The EU adopted a strong stance to reverse this trend and EU leaders are committed to halting biodiversity loss in Europe by 2010. However, it is not likely that this target will be met as biodiversity and ecosystem services have on the whole continued to deteriorate. A new biodiversity policy framework is needed that will prove effective in addressing the biodiversity crisis.
During 2010, the International Year of Biodiversity, a new EU vision and target on Biodiversity will be adopted, and these will contribute to the debate on a post-2010 biodiversity framework at global level in the context of the UN Convention on Biological Diversity, to which the EU is a party.
The UN Convention calls for a global network to protect biodiversity. The EU response is Natura 2000 – the biggest ecological network of protected areas in the world, which comprises an area equivalent to approximately 18% of EU territory and is growing all the time.
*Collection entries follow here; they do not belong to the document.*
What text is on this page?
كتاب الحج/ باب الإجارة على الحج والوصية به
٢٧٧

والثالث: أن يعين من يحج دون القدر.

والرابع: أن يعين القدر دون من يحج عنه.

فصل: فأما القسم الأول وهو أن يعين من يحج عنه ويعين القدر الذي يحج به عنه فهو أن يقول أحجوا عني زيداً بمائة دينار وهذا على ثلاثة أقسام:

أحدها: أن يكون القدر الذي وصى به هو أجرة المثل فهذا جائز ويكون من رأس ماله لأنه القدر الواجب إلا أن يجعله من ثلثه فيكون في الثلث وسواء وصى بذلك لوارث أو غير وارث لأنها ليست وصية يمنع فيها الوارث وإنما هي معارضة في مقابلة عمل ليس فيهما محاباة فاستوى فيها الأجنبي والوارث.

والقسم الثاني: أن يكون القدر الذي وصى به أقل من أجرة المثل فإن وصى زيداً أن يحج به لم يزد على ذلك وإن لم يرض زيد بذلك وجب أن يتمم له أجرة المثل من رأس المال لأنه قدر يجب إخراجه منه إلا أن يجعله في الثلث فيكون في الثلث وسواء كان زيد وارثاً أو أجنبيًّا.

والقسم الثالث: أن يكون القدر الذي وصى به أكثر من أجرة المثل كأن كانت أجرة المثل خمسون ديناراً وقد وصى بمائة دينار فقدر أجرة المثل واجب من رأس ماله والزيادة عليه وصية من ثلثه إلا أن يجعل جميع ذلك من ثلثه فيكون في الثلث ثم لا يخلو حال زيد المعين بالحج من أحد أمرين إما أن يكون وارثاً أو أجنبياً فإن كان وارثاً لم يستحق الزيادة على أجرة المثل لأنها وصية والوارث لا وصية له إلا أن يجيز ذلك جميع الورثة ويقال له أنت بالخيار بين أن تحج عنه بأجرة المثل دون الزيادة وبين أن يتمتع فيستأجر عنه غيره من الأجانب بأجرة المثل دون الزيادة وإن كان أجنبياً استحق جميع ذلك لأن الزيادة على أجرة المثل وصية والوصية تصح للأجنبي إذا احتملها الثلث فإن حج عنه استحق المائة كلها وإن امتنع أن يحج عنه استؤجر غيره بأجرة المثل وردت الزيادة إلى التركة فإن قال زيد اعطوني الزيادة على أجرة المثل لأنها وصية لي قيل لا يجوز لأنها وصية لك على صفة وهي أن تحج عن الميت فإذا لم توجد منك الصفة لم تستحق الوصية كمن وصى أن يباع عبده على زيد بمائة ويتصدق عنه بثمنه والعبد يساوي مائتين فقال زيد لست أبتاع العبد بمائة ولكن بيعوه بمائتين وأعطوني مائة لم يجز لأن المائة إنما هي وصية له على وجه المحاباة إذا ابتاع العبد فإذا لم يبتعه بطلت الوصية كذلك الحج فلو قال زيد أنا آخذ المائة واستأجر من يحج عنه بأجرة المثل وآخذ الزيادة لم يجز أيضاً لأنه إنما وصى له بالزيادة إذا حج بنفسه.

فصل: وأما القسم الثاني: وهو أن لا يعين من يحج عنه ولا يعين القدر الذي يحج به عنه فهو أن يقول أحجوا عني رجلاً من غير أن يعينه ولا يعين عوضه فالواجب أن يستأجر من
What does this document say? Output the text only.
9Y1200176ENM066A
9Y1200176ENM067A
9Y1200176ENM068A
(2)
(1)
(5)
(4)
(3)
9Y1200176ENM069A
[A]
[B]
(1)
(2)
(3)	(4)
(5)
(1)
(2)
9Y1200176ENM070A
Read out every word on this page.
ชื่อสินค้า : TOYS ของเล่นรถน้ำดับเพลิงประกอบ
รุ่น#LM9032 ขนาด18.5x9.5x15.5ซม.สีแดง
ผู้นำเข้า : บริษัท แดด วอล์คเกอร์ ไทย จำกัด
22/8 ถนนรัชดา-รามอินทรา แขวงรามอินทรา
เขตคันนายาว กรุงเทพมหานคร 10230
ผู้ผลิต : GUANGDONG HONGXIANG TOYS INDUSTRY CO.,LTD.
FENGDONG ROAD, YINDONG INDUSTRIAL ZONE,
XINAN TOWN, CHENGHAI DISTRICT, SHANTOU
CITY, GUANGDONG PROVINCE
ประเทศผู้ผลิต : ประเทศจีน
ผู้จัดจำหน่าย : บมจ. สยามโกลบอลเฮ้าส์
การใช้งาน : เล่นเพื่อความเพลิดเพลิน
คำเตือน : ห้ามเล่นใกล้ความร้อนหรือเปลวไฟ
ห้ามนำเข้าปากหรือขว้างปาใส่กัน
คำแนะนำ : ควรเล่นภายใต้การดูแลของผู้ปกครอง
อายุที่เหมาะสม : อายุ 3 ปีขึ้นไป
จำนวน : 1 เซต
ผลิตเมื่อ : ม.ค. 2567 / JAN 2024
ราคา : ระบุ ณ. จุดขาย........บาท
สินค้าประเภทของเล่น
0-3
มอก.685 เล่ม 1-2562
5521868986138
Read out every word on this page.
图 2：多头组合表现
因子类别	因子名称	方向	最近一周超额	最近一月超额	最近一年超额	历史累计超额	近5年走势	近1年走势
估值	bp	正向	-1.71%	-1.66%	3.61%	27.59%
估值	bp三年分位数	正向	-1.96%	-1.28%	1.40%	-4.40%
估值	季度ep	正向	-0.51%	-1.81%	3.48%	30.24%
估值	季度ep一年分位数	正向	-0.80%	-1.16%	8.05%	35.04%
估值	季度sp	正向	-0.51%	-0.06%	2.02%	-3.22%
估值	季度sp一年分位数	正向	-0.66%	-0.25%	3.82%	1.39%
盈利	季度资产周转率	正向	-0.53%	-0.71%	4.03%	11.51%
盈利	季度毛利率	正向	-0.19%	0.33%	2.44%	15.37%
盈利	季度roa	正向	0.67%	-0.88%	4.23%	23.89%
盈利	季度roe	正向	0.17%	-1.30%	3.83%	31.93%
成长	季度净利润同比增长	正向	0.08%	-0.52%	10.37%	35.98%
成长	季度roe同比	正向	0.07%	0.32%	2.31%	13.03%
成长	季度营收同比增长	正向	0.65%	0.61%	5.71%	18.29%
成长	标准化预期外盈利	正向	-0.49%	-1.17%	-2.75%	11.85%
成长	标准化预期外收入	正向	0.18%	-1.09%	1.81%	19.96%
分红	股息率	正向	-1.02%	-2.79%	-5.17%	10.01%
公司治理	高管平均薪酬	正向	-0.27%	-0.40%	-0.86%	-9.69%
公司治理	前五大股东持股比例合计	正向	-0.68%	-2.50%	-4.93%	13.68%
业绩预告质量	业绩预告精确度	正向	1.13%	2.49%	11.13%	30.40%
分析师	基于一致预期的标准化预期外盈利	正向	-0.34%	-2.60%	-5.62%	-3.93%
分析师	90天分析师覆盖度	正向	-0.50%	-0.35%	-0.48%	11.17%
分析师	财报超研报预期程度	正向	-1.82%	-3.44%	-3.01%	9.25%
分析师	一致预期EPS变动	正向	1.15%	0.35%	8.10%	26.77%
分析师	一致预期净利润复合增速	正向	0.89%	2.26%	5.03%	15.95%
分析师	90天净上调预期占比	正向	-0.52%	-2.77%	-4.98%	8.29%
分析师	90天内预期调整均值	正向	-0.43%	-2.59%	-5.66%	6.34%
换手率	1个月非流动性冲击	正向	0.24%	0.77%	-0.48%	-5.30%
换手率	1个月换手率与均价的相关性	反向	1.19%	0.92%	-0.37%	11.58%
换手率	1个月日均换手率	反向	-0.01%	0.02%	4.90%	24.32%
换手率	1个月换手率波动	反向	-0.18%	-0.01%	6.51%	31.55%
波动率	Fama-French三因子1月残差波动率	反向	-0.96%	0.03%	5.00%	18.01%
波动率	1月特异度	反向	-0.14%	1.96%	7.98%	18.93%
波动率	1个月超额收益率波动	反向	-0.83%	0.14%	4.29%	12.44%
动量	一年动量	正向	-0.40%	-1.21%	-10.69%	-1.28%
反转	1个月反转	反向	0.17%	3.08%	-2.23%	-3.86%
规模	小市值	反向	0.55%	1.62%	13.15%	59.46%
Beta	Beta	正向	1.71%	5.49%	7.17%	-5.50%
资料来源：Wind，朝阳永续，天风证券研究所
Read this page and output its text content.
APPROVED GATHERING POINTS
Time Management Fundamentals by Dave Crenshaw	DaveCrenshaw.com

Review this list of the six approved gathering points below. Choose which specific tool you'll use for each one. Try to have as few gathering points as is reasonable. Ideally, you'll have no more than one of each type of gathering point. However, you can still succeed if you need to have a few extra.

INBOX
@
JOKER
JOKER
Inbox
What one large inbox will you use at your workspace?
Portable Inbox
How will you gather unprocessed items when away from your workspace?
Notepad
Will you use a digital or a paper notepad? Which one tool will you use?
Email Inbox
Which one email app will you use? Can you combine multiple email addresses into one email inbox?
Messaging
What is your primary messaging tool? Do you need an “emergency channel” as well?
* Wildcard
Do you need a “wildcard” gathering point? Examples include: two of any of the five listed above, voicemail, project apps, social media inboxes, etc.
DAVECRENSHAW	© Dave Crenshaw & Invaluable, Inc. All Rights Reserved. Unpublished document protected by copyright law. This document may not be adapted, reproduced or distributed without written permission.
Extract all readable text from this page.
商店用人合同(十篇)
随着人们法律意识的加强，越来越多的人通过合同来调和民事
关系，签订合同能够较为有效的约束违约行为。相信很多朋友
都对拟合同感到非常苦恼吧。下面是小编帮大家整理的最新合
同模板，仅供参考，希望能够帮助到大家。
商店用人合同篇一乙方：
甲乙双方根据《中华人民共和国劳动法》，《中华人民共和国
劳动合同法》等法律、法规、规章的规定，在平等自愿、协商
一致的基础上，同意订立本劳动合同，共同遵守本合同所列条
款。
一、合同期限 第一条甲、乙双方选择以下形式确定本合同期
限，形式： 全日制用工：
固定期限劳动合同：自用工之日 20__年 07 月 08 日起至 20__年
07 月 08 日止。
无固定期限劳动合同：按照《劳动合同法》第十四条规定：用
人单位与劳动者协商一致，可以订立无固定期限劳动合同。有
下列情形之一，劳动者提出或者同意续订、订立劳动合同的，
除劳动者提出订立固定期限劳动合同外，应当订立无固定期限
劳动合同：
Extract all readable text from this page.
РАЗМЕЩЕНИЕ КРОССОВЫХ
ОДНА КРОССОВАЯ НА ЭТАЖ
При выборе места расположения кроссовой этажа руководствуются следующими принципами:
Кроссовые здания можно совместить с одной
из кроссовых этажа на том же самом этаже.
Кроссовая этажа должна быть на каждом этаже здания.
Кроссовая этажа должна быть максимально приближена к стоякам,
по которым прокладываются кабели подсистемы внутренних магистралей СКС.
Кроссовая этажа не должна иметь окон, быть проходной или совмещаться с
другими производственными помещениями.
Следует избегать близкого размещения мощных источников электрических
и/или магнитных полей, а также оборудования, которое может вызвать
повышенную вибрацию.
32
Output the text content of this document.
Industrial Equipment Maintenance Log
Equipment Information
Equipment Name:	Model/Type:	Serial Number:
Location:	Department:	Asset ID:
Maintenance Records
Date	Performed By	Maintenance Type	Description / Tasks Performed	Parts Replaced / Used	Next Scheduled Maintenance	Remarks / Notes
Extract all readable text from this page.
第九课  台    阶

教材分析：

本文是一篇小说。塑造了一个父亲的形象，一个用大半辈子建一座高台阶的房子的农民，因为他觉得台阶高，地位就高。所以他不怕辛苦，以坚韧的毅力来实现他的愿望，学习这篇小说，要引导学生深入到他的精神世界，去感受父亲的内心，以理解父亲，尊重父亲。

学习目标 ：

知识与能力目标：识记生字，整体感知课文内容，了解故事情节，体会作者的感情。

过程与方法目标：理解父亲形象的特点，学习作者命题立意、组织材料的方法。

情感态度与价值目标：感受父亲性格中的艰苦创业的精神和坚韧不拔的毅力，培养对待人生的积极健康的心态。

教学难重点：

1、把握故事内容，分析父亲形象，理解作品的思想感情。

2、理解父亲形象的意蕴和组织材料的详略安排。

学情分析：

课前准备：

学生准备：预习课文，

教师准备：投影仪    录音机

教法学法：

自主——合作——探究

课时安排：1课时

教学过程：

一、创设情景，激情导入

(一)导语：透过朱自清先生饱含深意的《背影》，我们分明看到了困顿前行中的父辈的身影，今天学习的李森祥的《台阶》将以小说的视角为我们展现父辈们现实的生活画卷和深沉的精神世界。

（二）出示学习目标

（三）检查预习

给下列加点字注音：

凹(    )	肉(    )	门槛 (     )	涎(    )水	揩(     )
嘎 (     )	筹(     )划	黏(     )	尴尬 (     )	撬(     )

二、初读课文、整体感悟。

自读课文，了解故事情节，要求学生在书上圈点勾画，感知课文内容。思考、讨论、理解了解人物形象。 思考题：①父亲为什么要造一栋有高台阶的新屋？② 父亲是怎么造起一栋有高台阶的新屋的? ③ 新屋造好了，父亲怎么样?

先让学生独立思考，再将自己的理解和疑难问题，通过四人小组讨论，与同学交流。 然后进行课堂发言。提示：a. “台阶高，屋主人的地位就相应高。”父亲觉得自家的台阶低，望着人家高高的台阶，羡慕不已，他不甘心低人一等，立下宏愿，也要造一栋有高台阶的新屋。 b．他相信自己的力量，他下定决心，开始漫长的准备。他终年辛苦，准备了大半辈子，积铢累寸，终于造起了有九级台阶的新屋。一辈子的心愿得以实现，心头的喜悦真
One key element of the EU approach is that sustainable socio-economic development is permitted inside the network, provided it is carried out in a controlled way.
Halting the loss of biodiversity in the EU is possible – but for that to happen there must be effective implementation of the EU Birds and Habitats Directives and all the other biodiversity-related policies, strategies and legislation that have been adopted at EU level.
The EU's Action Plan to halt the loss of biodiversity includes ten priority objectives, including biodiversity in the EU, global biodiversity, climate change and strengthening the knowledge base. To succeed, we need strong partnerships between EU institutions, national authorities and civil society.